Yesterday’s example raises ethical questions, not only for RNZ and the media as a whole, but for the Prime Minister’s Office. The most obvious is: Was the Prime Minister aware that one of her spin doctors was appearing on RNZ to talk about government policies without declaring her relationship to the PM?
Lobbyists hired by the Beehive with potential conflicts of interest
An equally important question raised by this latest example of insider punditry is about Tracey Bridges’ lobbyist status. After all, this story follows on from revelations about the PM hiring lobbyist GJ Thompson as acting Chief of Staff, who then immediately returned to his lobbying business. What the PM’s office should be asked is: Has Bridges declared her other lobbying clients to Jacinda Ardern?
Ironically, this was raised by Bridges in her own defence. She told RNZ that, at the time of her involvement on The Panel, she was working for a number of clients of which the Beehive was only one. This potentially makes the situation much worse. If a lobbyist is working on the Ninth Floor, while also working for others, this raises obvious issues about potential conflicts of interest. It would also be interesting to know if she declared those other interests to RNZ before appearing.
Of course, Bridges isn’t the only PR, lobbyist, or partisan communications professional carrying out political commentary. There are numerous others, offering varying degrees of transparency about their work and potential conflicts of interest. The media, especially broadcast media, hosts a raft of paid professionals as pundits. And on the political right, there’s the prominent example of Matthew Hooton on shows such as RNZ’s Nine-to-Noon. The difference is that Hooton has a record of frequently declaring conflicts of interest, in terms of clients, and his affiliations with National are known.
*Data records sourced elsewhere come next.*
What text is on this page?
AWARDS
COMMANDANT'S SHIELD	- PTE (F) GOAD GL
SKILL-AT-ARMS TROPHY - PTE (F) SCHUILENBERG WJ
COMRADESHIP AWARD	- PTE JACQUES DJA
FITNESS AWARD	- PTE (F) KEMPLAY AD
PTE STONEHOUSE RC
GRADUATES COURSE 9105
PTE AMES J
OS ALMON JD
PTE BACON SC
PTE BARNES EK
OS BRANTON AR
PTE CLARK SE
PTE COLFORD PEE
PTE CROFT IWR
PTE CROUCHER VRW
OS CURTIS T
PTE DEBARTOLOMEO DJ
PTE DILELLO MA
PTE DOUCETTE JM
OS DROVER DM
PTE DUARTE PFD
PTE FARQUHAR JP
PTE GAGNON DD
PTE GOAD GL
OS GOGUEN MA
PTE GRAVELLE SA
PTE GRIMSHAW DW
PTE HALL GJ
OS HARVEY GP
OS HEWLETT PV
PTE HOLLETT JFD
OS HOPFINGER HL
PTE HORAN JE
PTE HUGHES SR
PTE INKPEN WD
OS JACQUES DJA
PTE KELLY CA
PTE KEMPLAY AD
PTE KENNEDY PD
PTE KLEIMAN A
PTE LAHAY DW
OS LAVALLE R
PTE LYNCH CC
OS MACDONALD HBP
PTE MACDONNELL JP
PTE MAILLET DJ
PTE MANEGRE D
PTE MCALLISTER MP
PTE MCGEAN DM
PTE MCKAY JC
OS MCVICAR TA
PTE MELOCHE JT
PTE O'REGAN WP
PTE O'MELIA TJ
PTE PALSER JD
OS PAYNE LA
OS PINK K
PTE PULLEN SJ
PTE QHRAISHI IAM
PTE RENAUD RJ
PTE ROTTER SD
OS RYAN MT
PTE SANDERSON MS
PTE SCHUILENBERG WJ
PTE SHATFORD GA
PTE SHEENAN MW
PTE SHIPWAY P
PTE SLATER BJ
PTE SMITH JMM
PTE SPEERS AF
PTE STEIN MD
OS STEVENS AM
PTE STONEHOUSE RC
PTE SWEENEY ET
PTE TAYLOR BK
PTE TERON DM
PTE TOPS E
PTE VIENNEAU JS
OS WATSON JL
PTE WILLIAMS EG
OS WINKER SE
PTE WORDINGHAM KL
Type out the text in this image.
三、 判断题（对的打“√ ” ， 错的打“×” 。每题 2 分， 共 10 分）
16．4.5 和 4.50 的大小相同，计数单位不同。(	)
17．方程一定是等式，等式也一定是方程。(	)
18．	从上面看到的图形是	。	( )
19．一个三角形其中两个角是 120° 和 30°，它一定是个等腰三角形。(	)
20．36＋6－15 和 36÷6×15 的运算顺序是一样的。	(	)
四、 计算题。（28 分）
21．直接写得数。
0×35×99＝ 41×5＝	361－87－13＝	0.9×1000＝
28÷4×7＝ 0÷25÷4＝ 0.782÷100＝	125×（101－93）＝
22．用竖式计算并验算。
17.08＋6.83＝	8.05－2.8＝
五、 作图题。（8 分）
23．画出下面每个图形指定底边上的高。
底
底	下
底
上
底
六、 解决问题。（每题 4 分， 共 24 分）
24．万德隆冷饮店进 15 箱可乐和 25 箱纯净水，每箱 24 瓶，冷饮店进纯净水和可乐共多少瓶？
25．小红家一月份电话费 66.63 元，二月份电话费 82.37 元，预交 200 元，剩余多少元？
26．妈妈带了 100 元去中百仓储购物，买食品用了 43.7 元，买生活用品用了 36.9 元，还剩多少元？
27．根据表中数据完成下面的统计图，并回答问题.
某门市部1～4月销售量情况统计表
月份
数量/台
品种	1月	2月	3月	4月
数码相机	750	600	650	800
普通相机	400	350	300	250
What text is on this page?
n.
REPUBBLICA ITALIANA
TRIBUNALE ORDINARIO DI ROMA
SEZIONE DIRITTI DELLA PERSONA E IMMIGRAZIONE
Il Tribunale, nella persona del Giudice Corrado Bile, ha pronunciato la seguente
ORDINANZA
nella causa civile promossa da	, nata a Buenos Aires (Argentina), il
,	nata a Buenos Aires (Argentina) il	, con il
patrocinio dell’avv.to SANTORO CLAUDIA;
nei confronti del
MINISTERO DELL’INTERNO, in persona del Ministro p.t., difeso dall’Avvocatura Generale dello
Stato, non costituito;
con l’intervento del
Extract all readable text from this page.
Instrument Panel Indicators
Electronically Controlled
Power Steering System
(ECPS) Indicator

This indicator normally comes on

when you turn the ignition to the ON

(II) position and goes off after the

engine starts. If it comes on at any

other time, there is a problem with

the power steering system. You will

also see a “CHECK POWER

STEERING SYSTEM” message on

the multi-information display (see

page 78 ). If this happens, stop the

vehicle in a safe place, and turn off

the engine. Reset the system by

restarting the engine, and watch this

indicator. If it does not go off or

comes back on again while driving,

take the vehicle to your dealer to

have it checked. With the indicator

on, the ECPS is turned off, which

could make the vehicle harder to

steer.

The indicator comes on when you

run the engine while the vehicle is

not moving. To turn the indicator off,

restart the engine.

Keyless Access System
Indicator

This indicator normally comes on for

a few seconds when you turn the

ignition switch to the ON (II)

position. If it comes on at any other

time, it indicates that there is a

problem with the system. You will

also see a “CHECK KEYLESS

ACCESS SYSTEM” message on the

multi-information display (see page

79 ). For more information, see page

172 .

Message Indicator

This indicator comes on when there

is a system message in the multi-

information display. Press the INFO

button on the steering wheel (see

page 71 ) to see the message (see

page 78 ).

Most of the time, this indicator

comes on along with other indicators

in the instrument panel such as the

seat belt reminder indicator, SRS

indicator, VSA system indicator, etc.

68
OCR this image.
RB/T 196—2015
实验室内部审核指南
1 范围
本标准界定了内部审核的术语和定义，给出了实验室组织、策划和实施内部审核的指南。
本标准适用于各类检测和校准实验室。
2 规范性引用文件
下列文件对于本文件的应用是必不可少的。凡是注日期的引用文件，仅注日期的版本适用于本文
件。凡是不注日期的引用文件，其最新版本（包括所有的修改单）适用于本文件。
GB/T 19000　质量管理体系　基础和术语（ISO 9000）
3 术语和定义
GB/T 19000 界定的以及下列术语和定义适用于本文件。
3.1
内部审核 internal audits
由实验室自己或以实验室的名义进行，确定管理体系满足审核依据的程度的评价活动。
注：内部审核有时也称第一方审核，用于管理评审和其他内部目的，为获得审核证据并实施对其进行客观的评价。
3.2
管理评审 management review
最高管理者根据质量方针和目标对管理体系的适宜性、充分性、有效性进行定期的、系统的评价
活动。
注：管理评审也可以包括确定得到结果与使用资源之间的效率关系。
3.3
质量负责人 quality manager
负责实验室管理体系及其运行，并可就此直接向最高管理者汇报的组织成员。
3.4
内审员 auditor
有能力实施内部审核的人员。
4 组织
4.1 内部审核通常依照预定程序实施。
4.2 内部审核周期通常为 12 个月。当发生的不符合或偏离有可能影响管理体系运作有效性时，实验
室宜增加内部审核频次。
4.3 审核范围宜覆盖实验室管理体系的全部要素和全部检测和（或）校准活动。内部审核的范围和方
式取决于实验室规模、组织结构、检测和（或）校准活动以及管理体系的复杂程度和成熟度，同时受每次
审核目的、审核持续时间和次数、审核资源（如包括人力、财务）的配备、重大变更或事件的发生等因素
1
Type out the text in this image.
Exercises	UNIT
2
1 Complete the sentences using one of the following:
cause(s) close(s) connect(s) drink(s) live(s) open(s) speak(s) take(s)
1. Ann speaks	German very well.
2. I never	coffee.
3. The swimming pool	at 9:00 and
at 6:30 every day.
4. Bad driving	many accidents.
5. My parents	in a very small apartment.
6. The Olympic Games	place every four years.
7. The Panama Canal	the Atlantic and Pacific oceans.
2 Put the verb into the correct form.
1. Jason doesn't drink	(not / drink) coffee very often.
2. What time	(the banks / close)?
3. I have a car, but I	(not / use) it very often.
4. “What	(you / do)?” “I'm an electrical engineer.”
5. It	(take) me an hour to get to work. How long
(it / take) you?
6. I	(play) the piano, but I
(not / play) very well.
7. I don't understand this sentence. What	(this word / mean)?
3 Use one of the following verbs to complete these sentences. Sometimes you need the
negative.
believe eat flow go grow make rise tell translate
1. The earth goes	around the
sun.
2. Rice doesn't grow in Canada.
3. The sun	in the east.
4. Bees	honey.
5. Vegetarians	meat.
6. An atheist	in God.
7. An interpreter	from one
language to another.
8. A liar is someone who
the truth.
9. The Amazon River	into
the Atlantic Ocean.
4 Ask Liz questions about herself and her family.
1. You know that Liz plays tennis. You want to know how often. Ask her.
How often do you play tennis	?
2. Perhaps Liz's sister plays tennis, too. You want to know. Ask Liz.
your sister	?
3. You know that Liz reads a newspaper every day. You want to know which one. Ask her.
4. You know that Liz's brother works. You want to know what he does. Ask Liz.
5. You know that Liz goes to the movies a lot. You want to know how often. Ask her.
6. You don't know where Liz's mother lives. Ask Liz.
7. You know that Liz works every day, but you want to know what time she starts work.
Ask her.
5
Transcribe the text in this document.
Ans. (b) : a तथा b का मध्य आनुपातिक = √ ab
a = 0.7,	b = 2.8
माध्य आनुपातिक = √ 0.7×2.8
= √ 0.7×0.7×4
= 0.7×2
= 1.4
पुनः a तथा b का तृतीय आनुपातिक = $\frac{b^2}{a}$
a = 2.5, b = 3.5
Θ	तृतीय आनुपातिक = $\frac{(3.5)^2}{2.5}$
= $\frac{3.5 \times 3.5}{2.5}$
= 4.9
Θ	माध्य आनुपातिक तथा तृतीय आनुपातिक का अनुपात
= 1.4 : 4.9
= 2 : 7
But crucially, unlike Bridges, Hooton is not actually working for the Beehive. In this sense, the Bridges issue is more akin to some of the issues brought up by Nicky Hager in his Dirty Politics book – about the misuse of government power in political communications.
Surely, it’s time for a bigger conversation about the use of so many PR professionals in the media. Some of these pundits may well have earned their place as respected political commentators in their own right. But is it good for democracy that punditry is awash with people who are representing undeclared vested interests?
What about media trainers who advise politicians, and then turn up on radio or TV to evaluate their performance. Normally they are not accompanied by a satisfactory declaration of their conflicts of interests.
This might make for good TV, radio or column inches – after all these are often talented communications experts. And they obviously come to the broadcasters cheaply, or free. But this is the problem at the heart of all of this. At a time when the economics of media organisations are in crisis, demanding hugely increased levels of content with reducing revenue, the attraction of free entertaining content is obvious. But it could actually come at a very high cost – to the credibility of our media and the transparency of our government.
Let’s not accept the examination of politics being taken over by political insiders. At the very least, we have a right to see what is really behind any “informed political commentary”.